Si toute production repose en partie sur les épaules des interprètes, il en est où cet axiome se vérifie avec une acuité particulière. Tel est le cas de la relecture dansée de Cosi fan tutte par Anna Teresa De Keersmaker, dont l’exigence particulière n’avait pas été sans rencontrer des résistances lors des représentations à Garnier. Mais le « coup » de Stéphane Lissner à l’Opéra de Paris ne prend pas le même sens sur une scène de sa Belgique flamande natale, où la contribution de sa compagnie Rosas résonne avec une évidence que l’on retrouve dans l’implication du plateau vocal réuni – et que le report imposé par la pandémie n’a pas altéré.
Au-delà du regard des chorégraphes de plus en plus sollicité pour renouveler l’approche du répertoire lyrique, la grande qualité du spectacle réside dans sa résistance à la tentation de trahir l’abstraction combinatoire de l’opéra de Mozart – et du livret de Da Ponte – par des transpositions plus ou moins réalistes. La scénographie et les éclairages décantés de Jan Versweyveld, avec des figures géométriques tracés sur le sol blanc comme un reflet de la mathématique des sentiments développée dans l’ouvrage, renouvelle le goût du Siècle des Lumières – et pas seulement – pour les traités des passions. Doublant ponctuellement les soli des chanteurs, le geste chorégraphique, assumé également parfois par la distribution vocale, s’inscrit dans l’économie, voire l’austérité, du langage d’Anna Teresa De Keersmaker, qui, s’il n’évite pas certains tropismes, vaut plus pour l’intensité quintessenciée de l’expression des solistes et des affects, que pour le strict miroir dansé, évitant le risque d’une redondance visuelle trop marquée.
Un Cosi quintessencié
Ces qualités s’entendent dans l’incarnation des deux sœurs, contrastées, mais surtout complémentaires. Katharina Persicke fait vibrer la sensibilité tourmentée de Fiordiligi, dans une théâtralité contenue, que la Dorabella, homogène mais non monochrome, d’Anna Pennisi explicite davantage, au diapason des attendus du rôle. Côté messieurs, le Gugliemo aguerri et hâbleur comme il faut d’Edwin Crossley-Mercer, qui a le rôle à son répertoire depuis plus d’une décennie, répond au premier Ferrando de Reinoud Van Mechelen, lequel fait affleurer les doutes et la vulnérabilité de l’amant déçu, complétant le chassé-croisé des idiosyncrasies du quatuor amoureux. Hanne Roos ne manque pas de piquant et d’espièglerie en Despina. Damien Pass impose un Don Alfonso robuste, d’une santé et d’une richesse de couleurs en rupture avec certaine tradition de timbres émérites pour le vieux philosophe, et parachève une distribution placée sous le signe de la jeunesse.

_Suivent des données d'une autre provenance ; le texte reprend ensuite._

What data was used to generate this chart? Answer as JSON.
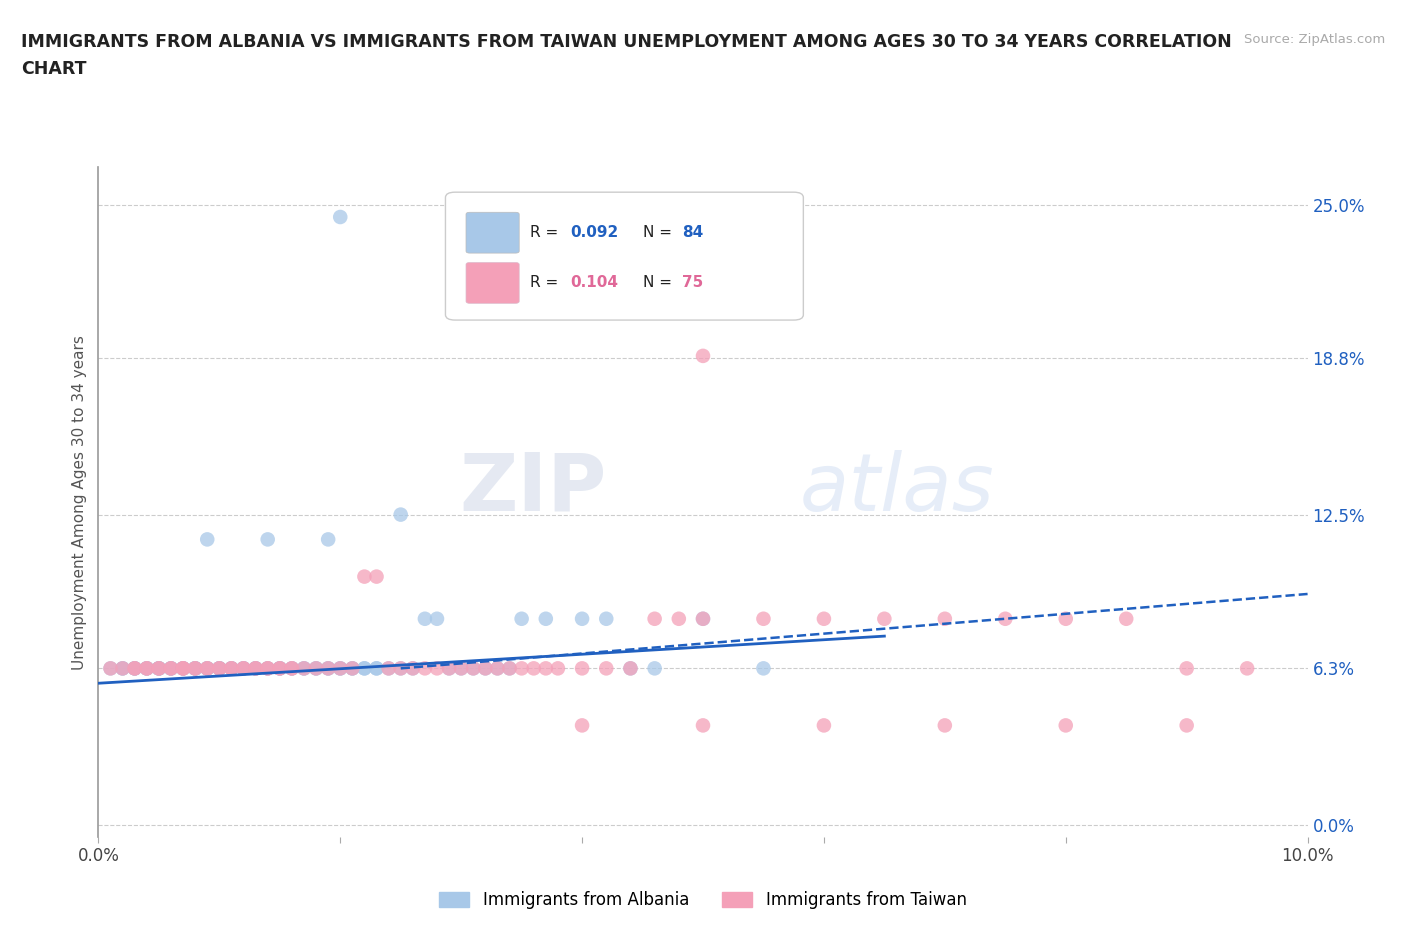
{
  "title_line1": "IMMIGRANTS FROM ALBANIA VS IMMIGRANTS FROM TAIWAN UNEMPLOYMENT AMONG AGES 30 TO 34 YEARS CORRELATION",
  "title_line2": "CHART",
  "source_text": "Source: ZipAtlas.com",
  "ylabel": "Unemployment Among Ages 30 to 34 years",
  "xlim": [
    0.0,
    0.1
  ],
  "ylim": [
    -0.005,
    0.265
  ],
  "albania_R": "0.092",
  "albania_N": "84",
  "taiwan_R": "0.104",
  "taiwan_N": "75",
  "albania_color": "#a8c8e8",
  "taiwan_color": "#f4a0b8",
  "albania_line_color": "#2060c0",
  "taiwan_line_color": "#e06080",
  "legend_albania": "Immigrants from Albania",
  "legend_taiwan": "Immigrants from Taiwan",
  "watermark_zip": "ZIP",
  "watermark_atlas": "atlas",
  "background_color": "#ffffff",
  "y_tick_values": [
    0.0,
    0.063,
    0.125,
    0.188,
    0.25
  ],
  "y_tick_labels": [
    "0.0%",
    "6.3%",
    "12.5%",
    "18.8%",
    "25.0%"
  ],
  "albania_x": [
    0.001,
    0.002,
    0.002,
    0.003,
    0.003,
    0.003,
    0.004,
    0.004,
    0.004,
    0.005,
    0.005,
    0.005,
    0.005,
    0.006,
    0.006,
    0.006,
    0.007,
    0.007,
    0.007,
    0.008,
    0.008,
    0.008,
    0.008,
    0.009,
    0.009,
    0.009,
    0.01,
    0.01,
    0.01,
    0.01,
    0.011,
    0.011,
    0.011,
    0.012,
    0.012,
    0.012,
    0.013,
    0.013,
    0.013,
    0.014,
    0.014,
    0.015,
    0.015,
    0.015,
    0.016,
    0.016,
    0.017,
    0.017,
    0.018,
    0.018,
    0.019,
    0.019,
    0.02,
    0.02,
    0.021,
    0.021,
    0.022,
    0.022,
    0.023,
    0.023,
    0.024,
    0.025,
    0.026,
    0.027,
    0.028,
    0.029,
    0.03,
    0.031,
    0.032,
    0.033,
    0.034,
    0.035,
    0.037,
    0.04,
    0.042,
    0.044,
    0.046,
    0.05,
    0.055,
    0.02,
    0.009,
    0.014,
    0.019,
    0.025
  ],
  "albania_y": [
    0.063,
    0.063,
    0.063,
    0.063,
    0.063,
    0.063,
    0.063,
    0.063,
    0.063,
    0.063,
    0.063,
    0.063,
    0.063,
    0.063,
    0.063,
    0.063,
    0.063,
    0.063,
    0.063,
    0.063,
    0.063,
    0.063,
    0.063,
    0.063,
    0.063,
    0.063,
    0.063,
    0.063,
    0.063,
    0.063,
    0.063,
    0.063,
    0.063,
    0.063,
    0.063,
    0.063,
    0.063,
    0.063,
    0.063,
    0.063,
    0.063,
    0.063,
    0.063,
    0.063,
    0.063,
    0.063,
    0.063,
    0.063,
    0.063,
    0.063,
    0.063,
    0.063,
    0.063,
    0.063,
    0.063,
    0.063,
    0.063,
    0.063,
    0.063,
    0.063,
    0.063,
    0.063,
    0.063,
    0.083,
    0.083,
    0.063,
    0.063,
    0.063,
    0.063,
    0.063,
    0.063,
    0.083,
    0.083,
    0.083,
    0.083,
    0.063,
    0.063,
    0.083,
    0.063,
    0.245,
    0.115,
    0.115,
    0.115,
    0.125
  ],
  "taiwan_x": [
    0.001,
    0.002,
    0.003,
    0.003,
    0.004,
    0.004,
    0.005,
    0.005,
    0.006,
    0.006,
    0.007,
    0.007,
    0.007,
    0.008,
    0.008,
    0.009,
    0.009,
    0.01,
    0.01,
    0.011,
    0.011,
    0.012,
    0.012,
    0.013,
    0.013,
    0.014,
    0.014,
    0.015,
    0.015,
    0.016,
    0.016,
    0.017,
    0.018,
    0.019,
    0.02,
    0.021,
    0.022,
    0.023,
    0.024,
    0.025,
    0.026,
    0.027,
    0.028,
    0.029,
    0.03,
    0.031,
    0.032,
    0.033,
    0.034,
    0.035,
    0.036,
    0.037,
    0.038,
    0.04,
    0.042,
    0.044,
    0.046,
    0.048,
    0.05,
    0.055,
    0.06,
    0.065,
    0.07,
    0.075,
    0.08,
    0.085,
    0.09,
    0.095,
    0.04,
    0.05,
    0.06,
    0.07,
    0.08,
    0.09,
    0.05
  ],
  "taiwan_y": [
    0.063,
    0.063,
    0.063,
    0.063,
    0.063,
    0.063,
    0.063,
    0.063,
    0.063,
    0.063,
    0.063,
    0.063,
    0.063,
    0.063,
    0.063,
    0.063,
    0.063,
    0.063,
    0.063,
    0.063,
    0.063,
    0.063,
    0.063,
    0.063,
    0.063,
    0.063,
    0.063,
    0.063,
    0.063,
    0.063,
    0.063,
    0.063,
    0.063,
    0.063,
    0.063,
    0.063,
    0.1,
    0.1,
    0.063,
    0.063,
    0.063,
    0.063,
    0.063,
    0.063,
    0.063,
    0.063,
    0.063,
    0.063,
    0.063,
    0.063,
    0.063,
    0.063,
    0.063,
    0.063,
    0.063,
    0.063,
    0.083,
    0.083,
    0.083,
    0.083,
    0.083,
    0.083,
    0.083,
    0.083,
    0.083,
    0.083,
    0.063,
    0.063,
    0.04,
    0.04,
    0.04,
    0.04,
    0.04,
    0.04,
    0.189
  ]
}
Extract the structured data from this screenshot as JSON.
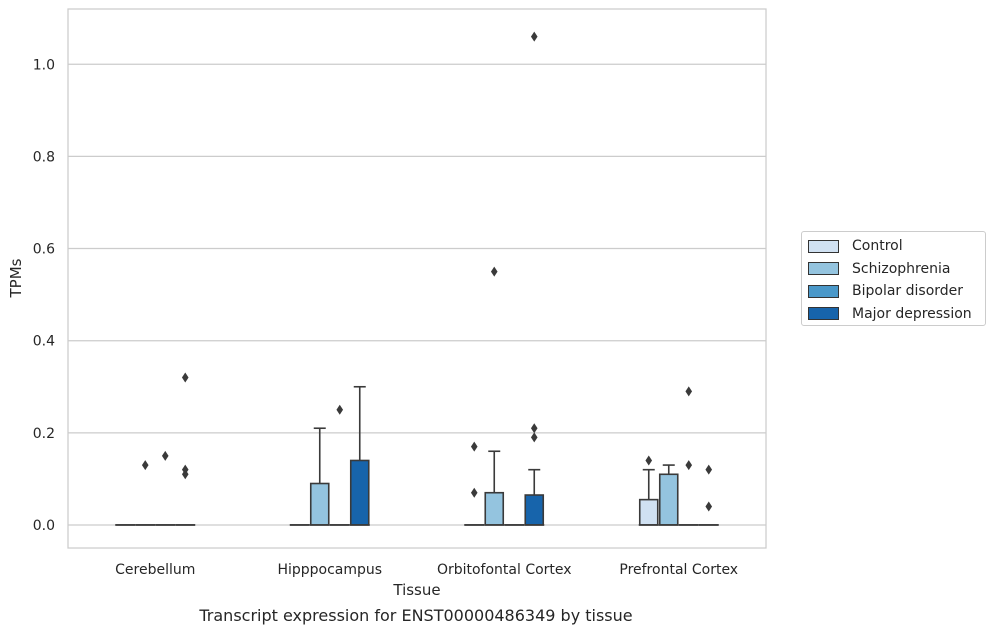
{
  "chart_data": {
    "type": "box",
    "xlabel": "Tissue",
    "ylabel": "TPMs",
    "caption": "Transcript expression for ENST00000486349 by tissue",
    "ylim": [
      -0.05,
      1.12
    ],
    "yticks": [
      0.0,
      0.2,
      0.4,
      0.6,
      0.8,
      1.0
    ],
    "ytick_labels": [
      "0.0",
      "0.2",
      "0.4",
      "0.6",
      "0.8",
      "1.0"
    ],
    "grid": "horizontal",
    "legend_position": "right",
    "categories": [
      "Cerebellum",
      "Hipppocampus",
      "Orbitofontal Cortex",
      "Prefrontal Cortex"
    ],
    "series": [
      {
        "name": "Control",
        "color": "#d0e1f2",
        "boxes": [
          {
            "q1": 0,
            "median": 0,
            "q3": 0,
            "whisker_low": 0,
            "whisker_high": 0,
            "outliers": []
          },
          {
            "q1": 0,
            "median": 0,
            "q3": 0,
            "whisker_low": 0,
            "whisker_high": 0,
            "outliers": []
          },
          {
            "q1": 0,
            "median": 0,
            "q3": 0,
            "whisker_low": 0,
            "whisker_high": 0,
            "outliers": [
              0.17,
              0.07
            ]
          },
          {
            "q1": 0,
            "median": 0,
            "q3": 0.055,
            "whisker_low": 0,
            "whisker_high": 0.12,
            "outliers": [
              0.14
            ]
          }
        ]
      },
      {
        "name": "Schizophrenia",
        "color": "#94c4df",
        "boxes": [
          {
            "q1": 0,
            "median": 0,
            "q3": 0,
            "whisker_low": 0,
            "whisker_high": 0,
            "outliers": [
              0.13
            ]
          },
          {
            "q1": 0,
            "median": 0,
            "q3": 0.09,
            "whisker_low": 0,
            "whisker_high": 0.21,
            "outliers": []
          },
          {
            "q1": 0,
            "median": 0,
            "q3": 0.07,
            "whisker_low": 0,
            "whisker_high": 0.16,
            "outliers": [
              0.55
            ]
          },
          {
            "q1": 0,
            "median": 0,
            "q3": 0.11,
            "whisker_low": 0,
            "whisker_high": 0.13,
            "outliers": []
          }
        ]
      },
      {
        "name": "Bipolar disorder",
        "color": "#4a98c9",
        "boxes": [
          {
            "q1": 0,
            "median": 0,
            "q3": 0,
            "whisker_low": 0,
            "whisker_high": 0,
            "outliers": [
              0.15
            ]
          },
          {
            "q1": 0,
            "median": 0,
            "q3": 0,
            "whisker_low": 0,
            "whisker_high": 0,
            "outliers": [
              0.25
            ]
          },
          {
            "q1": 0,
            "median": 0,
            "q3": 0,
            "whisker_low": 0,
            "whisker_high": 0,
            "outliers": []
          },
          {
            "q1": 0,
            "median": 0,
            "q3": 0,
            "whisker_low": 0,
            "whisker_high": 0,
            "outliers": [
              0.29,
              0.13
            ]
          }
        ]
      },
      {
        "name": "Major depression",
        "color": "#1764ab",
        "boxes": [
          {
            "q1": 0,
            "median": 0,
            "q3": 0,
            "whisker_low": 0,
            "whisker_high": 0,
            "outliers": [
              0.32,
              0.12,
              0.11
            ]
          },
          {
            "q1": 0,
            "median": 0,
            "q3": 0.14,
            "whisker_low": 0,
            "whisker_high": 0.3,
            "outliers": []
          },
          {
            "q1": 0,
            "median": 0,
            "q3": 0.065,
            "whisker_low": 0,
            "whisker_high": 0.12,
            "outliers": [
              1.06,
              0.21,
              0.19
            ]
          },
          {
            "q1": 0,
            "median": 0,
            "q3": 0,
            "whisker_low": 0,
            "whisker_high": 0,
            "outliers": [
              0.12,
              0.04
            ]
          }
        ]
      }
    ]
  }
}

Si l’on ne s’attardera pas sur les interventions calibrées du chœur, préparées efficacement par Michiel Haspeslagh, on saluera la direction alerte de Pedro Beriso, assistant et remplaçant pour la première gantoise d’une des discrètes légendes de la baguette, Trevor Pinnock – qui a habité nombre de rayons baroques des discothèques des mélomanes. La dynamique des couleurs et des intonations affirme une souplesse inventive au service des richesses d’une partition dont elle restitue les demi-teintes sous-jacentes sans jamais se départir de l’inimitable fraîcheur chatoyante de Mozart. La quintessence de Cosi !
Par Gilles Charlassier
Cosi fan tutte, Mozart, Opéra des Flandres, Anvers et Gand, février 2022.